Table 1 Medicinal plants and their phytochemicals for the treatment of Arthritis

Conclusion

In conclusion, this review has described a comprehensive overview that using herbal plants to cure arthritis is more effective than synthetic medications. The effects of plant extracts containing phyto-constituents such as terpenoids, flavonoids, sterols, and alkaloids that have anti-inflammatory and antioxidant action also have been assessed. As a result, herbal medicine is increasingly preferred as a complementary and alternative therapy because it has fewer or no negative effects. In vivo, in vitro, and clinical studies on RA have revealed information about the analgesic, anti-inflammatory, immune-modulatory, and antioxidant properties. To show the toxicity mechanisms and pharmacological interactions with herbal remedies, further focused investigations are required.

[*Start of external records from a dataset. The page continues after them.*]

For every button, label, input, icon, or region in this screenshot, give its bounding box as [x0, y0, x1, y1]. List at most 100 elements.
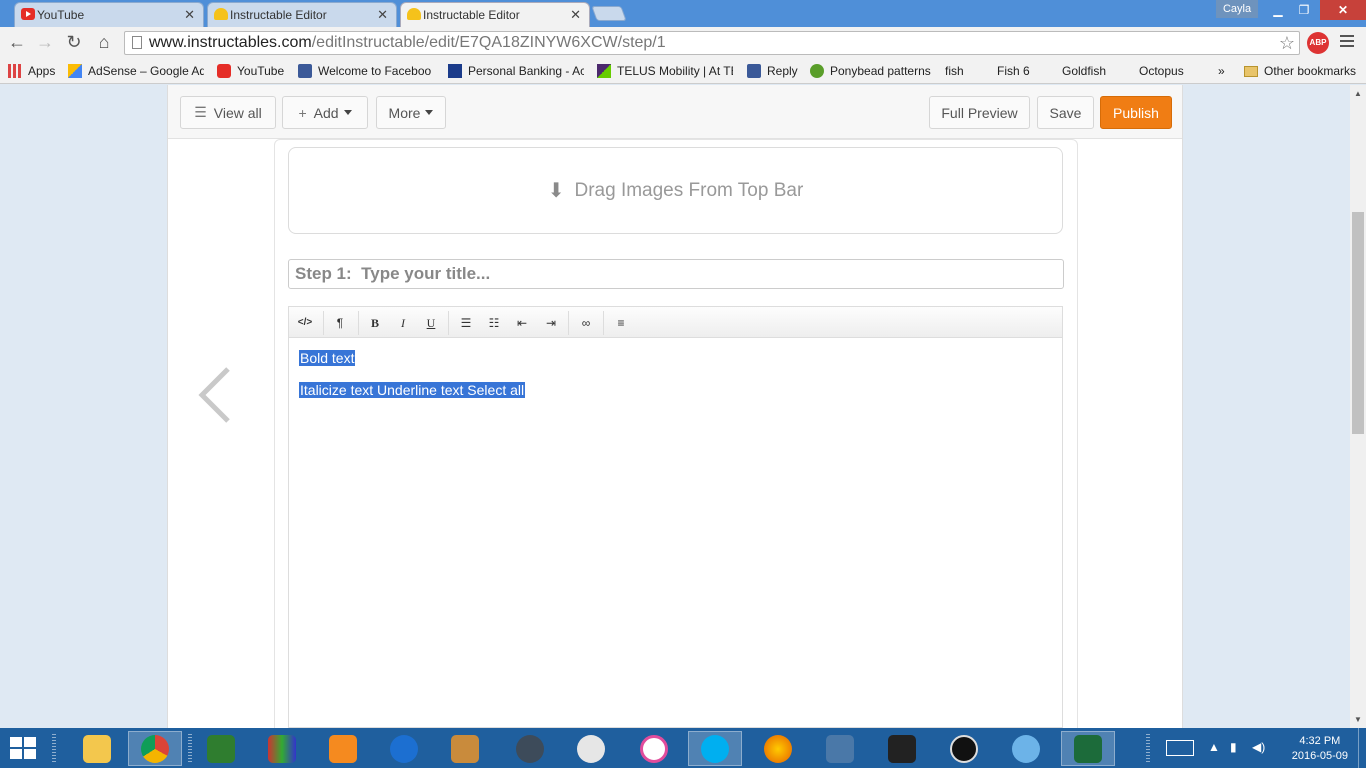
skype-icon[interactable]: [688, 731, 742, 766]
toolbar-divider: [448, 311, 449, 335]
ponybead-icon: [810, 64, 824, 78]
remote-desktop-icon[interactable]: [813, 731, 867, 766]
indent-icon[interactable]: ⇥: [540, 313, 562, 333]
adblock-plus-icon[interactable]: ABP: [1307, 32, 1329, 54]
video-editor-icon[interactable]: [503, 731, 557, 766]
view-all-label: View all: [213, 104, 262, 121]
bookmark-apps[interactable]: Apps: [8, 62, 55, 80]
bookmark-reply[interactable]: Reply: [747, 62, 798, 80]
address-bar[interactable]: www.instructables.com/editInstructable/e…: [124, 31, 1300, 55]
tab-youtube[interactable]: YouTube ✕: [14, 2, 204, 27]
bookmark-label: Reply: [767, 64, 798, 78]
paragraph-format-button[interactable]: ¶: [329, 313, 351, 333]
profile-button[interactable]: Cayla: [1216, 0, 1258, 18]
windows-start-icon[interactable]: [10, 737, 38, 761]
bookmark-star-icon[interactable]: ☆: [1279, 32, 1295, 54]
chrome-icon[interactable]: [128, 731, 182, 766]
publish-button[interactable]: Publish: [1100, 96, 1172, 129]
game-icon[interactable]: [438, 731, 492, 766]
tab-instructable-editor-1[interactable]: Instructable Editor ✕: [207, 2, 397, 27]
step-body-editor[interactable]: Bold text Italicize text Underline text …: [288, 338, 1063, 728]
page-scrollbar[interactable]: ▲ ▼: [1350, 85, 1366, 728]
view-all-button[interactable]: ☰ View all: [180, 96, 276, 129]
other-bookmarks-folder[interactable]: Other bookmarks: [1244, 62, 1356, 80]
numbered-list-icon[interactable]: ☷: [483, 313, 505, 333]
close-tab-icon[interactable]: ✕: [570, 7, 581, 23]
bulleted-list-icon[interactable]: ☰: [455, 313, 477, 333]
forward-icon[interactable]: →: [34, 31, 56, 53]
clock-time: 4:32 PM: [1299, 735, 1341, 747]
wondershare-icon[interactable]: [194, 731, 248, 766]
arrow-down-icon: ⬇: [547, 180, 565, 202]
back-icon[interactable]: ←: [6, 31, 28, 53]
bookmark-label: Other bookmarks: [1264, 64, 1357, 78]
firefox-icon[interactable]: [751, 731, 805, 766]
underline-button[interactable]: U: [420, 313, 442, 333]
winrar-icon[interactable]: [255, 731, 309, 766]
safari-icon[interactable]: [999, 731, 1053, 766]
italic-button[interactable]: I: [392, 313, 414, 333]
show-hidden-icons-icon[interactable]: ▲: [1208, 740, 1220, 754]
url-host: www.instructables.com: [149, 34, 312, 51]
malwarebytes-icon[interactable]: [377, 731, 431, 766]
bookmark-fish-6[interactable]: Fish 6: [997, 62, 1030, 80]
folder-icon: [1244, 65, 1258, 77]
scrollbar-thumb[interactable]: [1352, 212, 1364, 434]
keyboard-icon[interactable]: [1166, 740, 1194, 756]
bookmark-facebook[interactable]: Welcome to Faceboo: [298, 62, 434, 80]
taskbar-clock[interactable]: 4:32 PM 2016-05-09: [1292, 734, 1348, 764]
bookmark-personal-banking[interactable]: Personal Banking - Ac: [448, 62, 584, 80]
outdent-icon[interactable]: ⇤: [511, 313, 533, 333]
image-dropzone[interactable]: ⬇ Drag Images From Top Bar: [288, 147, 1063, 234]
new-tab-button[interactable]: [591, 6, 627, 21]
show-desktop-button[interactable]: [1358, 728, 1366, 768]
media-play-icon[interactable]: [937, 731, 991, 766]
bookmark-label: Octopus: [1139, 64, 1184, 78]
dropzone-label: Drag Images From Top Bar: [574, 179, 804, 201]
minimize-icon[interactable]: ▁: [1265, 0, 1291, 20]
media-player-icon[interactable]: [316, 731, 370, 766]
bookmark-label: Ponybead patterns: [830, 64, 931, 78]
chrome-menu-icon[interactable]: [1340, 35, 1354, 50]
full-preview-button[interactable]: Full Preview: [929, 96, 1030, 129]
youtube-icon: [21, 8, 35, 20]
bookmark-ponybead[interactable]: Ponybead patterns: [810, 62, 931, 80]
youtube-icon: [217, 64, 231, 78]
step-title-input[interactable]: [288, 259, 1064, 289]
bookmark-octopus[interactable]: Octopus: [1139, 62, 1184, 80]
scroll-up-icon[interactable]: ▲: [1354, 89, 1362, 98]
add-button[interactable]: + Add: [282, 96, 368, 129]
tab-instructable-editor-2[interactable]: Instructable Editor ✕: [400, 2, 590, 27]
restore-icon[interactable]: ❐: [1291, 0, 1317, 20]
bold-button[interactable]: B: [364, 313, 386, 333]
windows-taskbar: ▲ ▮ ◀) 4:32 PM 2016-05-09: [0, 728, 1366, 768]
close-window-icon[interactable]: ✕: [1320, 0, 1366, 20]
bookmark-telus[interactable]: TELUS Mobility | At TE: [597, 62, 733, 80]
hat-app-icon[interactable]: [875, 731, 929, 766]
scroll-down-icon[interactable]: ▼: [1354, 715, 1362, 724]
source-code-button[interactable]: </>: [294, 313, 316, 333]
more-bookmarks-button[interactable]: »: [1218, 62, 1225, 80]
bookmark-fish[interactable]: fish: [945, 62, 964, 80]
align-left-icon[interactable]: ≡: [610, 313, 632, 333]
bookmark-youtube[interactable]: YouTube: [217, 62, 284, 80]
volume-icon[interactable]: ◀): [1252, 740, 1265, 754]
link-icon[interactable]: ∞: [575, 313, 597, 333]
previous-step-icon[interactable]: [196, 365, 236, 425]
file-explorer-icon[interactable]: [70, 731, 124, 766]
close-tab-icon[interactable]: ✕: [377, 7, 388, 23]
bookmark-goldfish[interactable]: Goldfish: [1062, 62, 1106, 80]
bookmark-label: TELUS Mobility | At TE: [617, 64, 733, 78]
more-button[interactable]: More: [376, 96, 446, 129]
network-signal-icon[interactable]: ▮: [1230, 740, 1237, 754]
save-button[interactable]: Save: [1037, 96, 1094, 129]
close-tab-icon[interactable]: ✕: [184, 7, 195, 23]
selected-text: Bold text: [299, 350, 356, 366]
home-icon[interactable]: ⌂: [93, 31, 115, 53]
itunes-icon[interactable]: [627, 731, 681, 766]
bookmark-adsense[interactable]: AdSense – Google Ad: [68, 62, 204, 80]
url-path: /editInstructable/edit/E7QA18ZINYW6XCW/s…: [311, 34, 666, 51]
solitaire-icon[interactable]: [1061, 731, 1115, 766]
webcam-icon[interactable]: [564, 731, 618, 766]
reload-icon[interactable]: ↻: [63, 31, 85, 53]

Limitations and future perspective

There are certain drawbacks to using these natural products, such as, low oral bioavailability, low efficacy, short half-life, and poor absorption because of rapid phytochemical metabolism. Excessive consumption of these natural products can also cause liver and renal toxicity, eye irritation, and skin irritation. To show the toxicity mechanisms and pharmacological interactions with herbal remedies, further focused investigations are required. The novel methods such as encapsulation, nano-micelles, nanoparticles, and lipid-core nano-capsules could be used to overcome these limitations. By using these methods, the efficacy, stability, and effective targeted delivery could be improved. So, these creative approaches may open the door to the development of brand-new all-natural RA drugs.